Pastor Keller asserts that the infallible test of spiritual integrity is our private prayer life.  Prayer, deeply mystical and richly prophetic- at once, is central to the Christian life.  The author defines prayer as a “personal, communicative response to the knowledge of God.”  The full range of biblical prayer only is possible if we respond in prayer according to who God is as revealed in Scripture, rather than championing our own personal agenda.  Prayer becomes answering God, a full conversation.  In prayer we address a triune God.  Our prayers are heard through the distinct work of the Father, Son, and Holy Spirit.

Prayer is a way to sense and appropriate access to God as His child.  God must become our happiness.  Pastor Keller specifically advocates studying and meditating on the Lord’s Prayer.  The Lord’s Prayer can (a) guide us in the specifics of how to pray and (b) rid us of distracting thoughts as we enter into prayer.  Meditation is spiritually tasting and digesting Scripture as well as drawing strength from God’s Word.  Meditation prepares us for prayer.  As we pray, we don’t need to be afraid we will ask for the wrong thing.  God “tempers” the outcome with His incomprehensible wisdom.

The author exhorts us not to “settle for an informed mind without an engaged heart.”  Praise is primary because it motivates the other types of prayer.  We must praise God or live in unreality and poverty.  Our prayers should evidence shameless assertiveness as well as restful submissiveness.  Citing John Owen, Pastor Keller concludes:

” . . . if the affections of the heart are not engaged in prayer, real character change and growth in Christ-likeness is impossible.  We cannot settle for less.”


AHA: Awakening. Honesty. Action.

AHAAHA (David C. Cook, 2014)

AHA: Awakening.  Honesty.  Action. is the latest book by Kyle Idleman, teaching pastor at Southeast Christian Church in Louisville, Kentucky.  Kyle bases this book on the Parable of the Prodigal Son (Luke 15).  Pastor Idleman emphasizes that AHA is the antithesis of a self-help book.  While we are aware that something is wrong in our lives and we need help, that help must come from God.   All of us are in a Distant Country in some area of our lives because we’re rejecting a god of our own creation.  God then rises up early (takes action) to sound the alarm.  The effectiveness of that alarm is in direct correlation to how much we don’t want to hear it.

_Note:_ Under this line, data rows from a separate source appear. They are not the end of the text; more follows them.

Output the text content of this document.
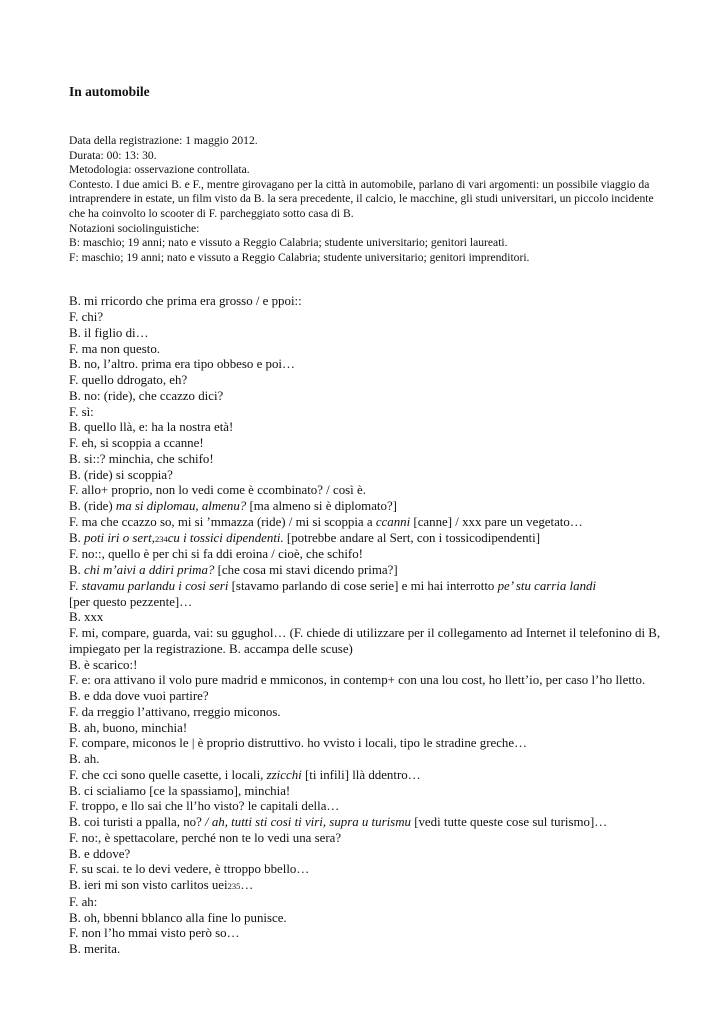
In automobile

Data della registrazione: 1 maggio 2012.

Durata: 00: 13: 30.

Metodologia: osservazione controllata.

Contesto. I due amici B. e F., mentre girovagano per la città in automobile, parlano di vari argomenti: un possibile viaggio da intraprendere in estate, un film visto da B. la sera precedente, il calcio, le macchine, gli studi universitari, un piccolo incidente che ha coinvolto lo scooter di F. parcheggiato sotto casa di B.

Notazioni sociolinguistiche:

B: maschio; 19 anni; nato e vissuto a Reggio Calabria; studente universitario; genitori laureati.

F: maschio; 19 anni; nato e vissuto a Reggio Calabria; studente universitario; genitori imprenditori.

B. mi rricordo che prima era grosso / e ppoi::

F. chi?

B. il figlio di…

F. ma non questo.

B. no, l’altro. prima era tipo obbeso e poi…

F. quello ddrogato, eh?

B. no: (ride), che ccazzo dici?

F. sì:

B. quello llà, e: ha la nostra età!

F. eh, si scoppia a ccanne!

B. si::? minchia, che schifo!

B. (ride) si scoppia?

F. allo+ proprio, non lo vedi come è ccombinato? / così è.

B. (ride) ma si diplomau, almenu? [ma almeno si è diplomato?]

F. ma che ccazzo so, mi si ’mmazza (ride) / mi si scoppia a ccanni [canne] / xxx pare un vegetato…

B. poti iri o sert,234cu i tossici dipendenti. [potrebbe andare al Sert, con i tossicodipendenti]

F. no::, quello è per chi si fa ddi eroina / cioè, che schifo!

B. chi m’aivi a ddiri prima? [che cosa mi stavi dicendo prima?]

F. stavamu parlandu i cosi seri [stavamo parlando di cose serie] e mi hai interrotto pe’ stu carria landi
[per questo pezzente]…

B. xxx

F. mi, compare, guarda, vai: su ggughol… (F. chiede di utilizzare per il collegamento ad Internet il telefonino di B, impiegato per la registrazione. B. accampa delle scuse)

B. è scarico:!

F. e: ora attivano il volo pure madrid e mmiconos, in contemp+ con una lou cost, ho llett’io, per caso l’ho lletto.

B. e dda dove vuoi partire?

F. da rreggio l’attivano, rreggio miconos.

B. ah, buono, minchia!

F. compare, miconos le | è proprio distruttivo. ho vvisto i locali, tipo le stradine greche…

B. ah.

F. che cci sono quelle casette, i locali, zzicchi [ti infili] llà ddentro…

B. ci scialiamo [ce la spassiamo], minchia!

F. troppo, e llo sai che ll’ho visto? le capitali della…

B. coi turisti a ppalla, no? / ah, tutti sti cosi ti viri, supra u turismu [vedi tutte queste cose sul turismo]…

F. no:, è spettacolare, perché non te lo vedi una sera?

B. e ddove?

F. su scai. te lo devi vedere, è ttroppo bbello…

B. ieri mi son visto carlitos uei235…

F. ah:

B. oh, bbenni bblanco alla fine lo punisce.

F. non l’ho mmai visto però so…

B. merita.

AHA moments, the author notes, most often comes in the midst of difficult circumstances.  Desperate moments reveal our inherent dependence on the Father and are the number one contributor to spiritual growth.  After our awakening, we really must want to see our need for the power of the Holy Spirit.  In order to do this, we need a time of solitude and silence to turn down the interfering noise.  A trusted Christian friend may be necessary to lovingly speak God’s truth to us.  For there is no recognition without repentance.  Conviction must lead to confession.  Unless we are brutally honest with ourselves, we will get stuck in the pigpen of projection (blaming others).

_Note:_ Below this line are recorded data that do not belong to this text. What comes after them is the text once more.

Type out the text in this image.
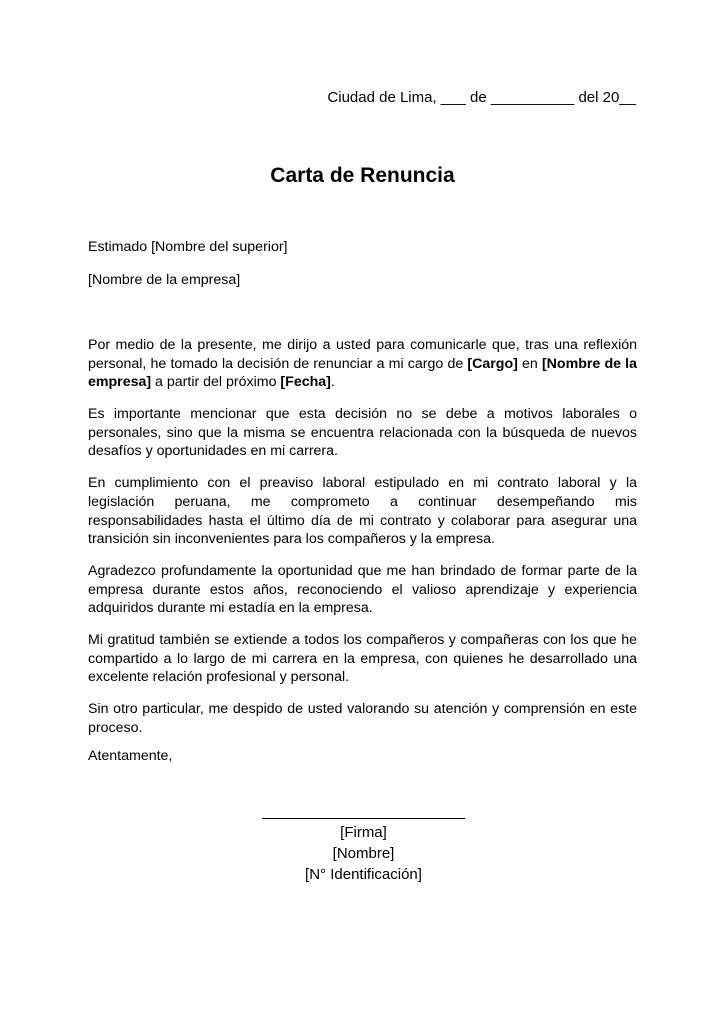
Ciudad de Lima, ___ de __________ del 20__
Carta de Renuncia
Estimado [Nombre del superior]
[Nombre de la empresa]

Por medio de la presente, me dirijo a usted para comunicarle que, tras una reflexión personal, he tomado la decisión de renunciar a mi cargo de [Cargo] en [Nombre de la empresa] a partir del próximo [Fecha].

Es importante mencionar que esta decisión no se debe a motivos laborales o personales, sino que la misma se encuentra relacionada con la búsqueda de nuevos desafíos y oportunidades en mi carrera.

En cumplimiento con el preaviso laboral estipulado en mi contrato laboral y la legislación peruana, me comprometo a continuar desempeñando mis responsabilidades hasta el último día de mi contrato y colaborar para asegurar una transición sin inconvenientes para los compañeros y la empresa.

Agradezco profundamente la oportunidad que me han brindado de formar parte de la empresa durante estos años, reconociendo el valioso aprendizaje y experiencia adquiridos durante mi estadía en la empresa.

Mi gratitud también se extiende a todos los compañeros y compañeras con los que he compartido a lo largo de mi carrera en la empresa, con quienes he desarrollado una excelente relación profesional y personal.

Sin otro particular, me despido de usted valorando su atención y comprensión en este proceso.

Atentamente,
[Firma]
[Nombre]
[N° Identificación]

Like the younger son in the parable, it’s time for us to get up and take action.  If we take a passive approach, minimizing not only our responsibility but also the repercussions of our decisions, we are honoring something else more than God.  Rather than procrastinate, we must take action here and now.  With Jesus, it is never too late. Our Father ‘s house is a house of mercy, not merit.  Pastor Idleman concludes:

” . . . through Jesus, He [God the Father] gives us love and grace when we don’t deserve it.  Ultimately, the story in Luke 15 isn’t about two sons who disobey.  It is about a Father who loves His children unconditionally.”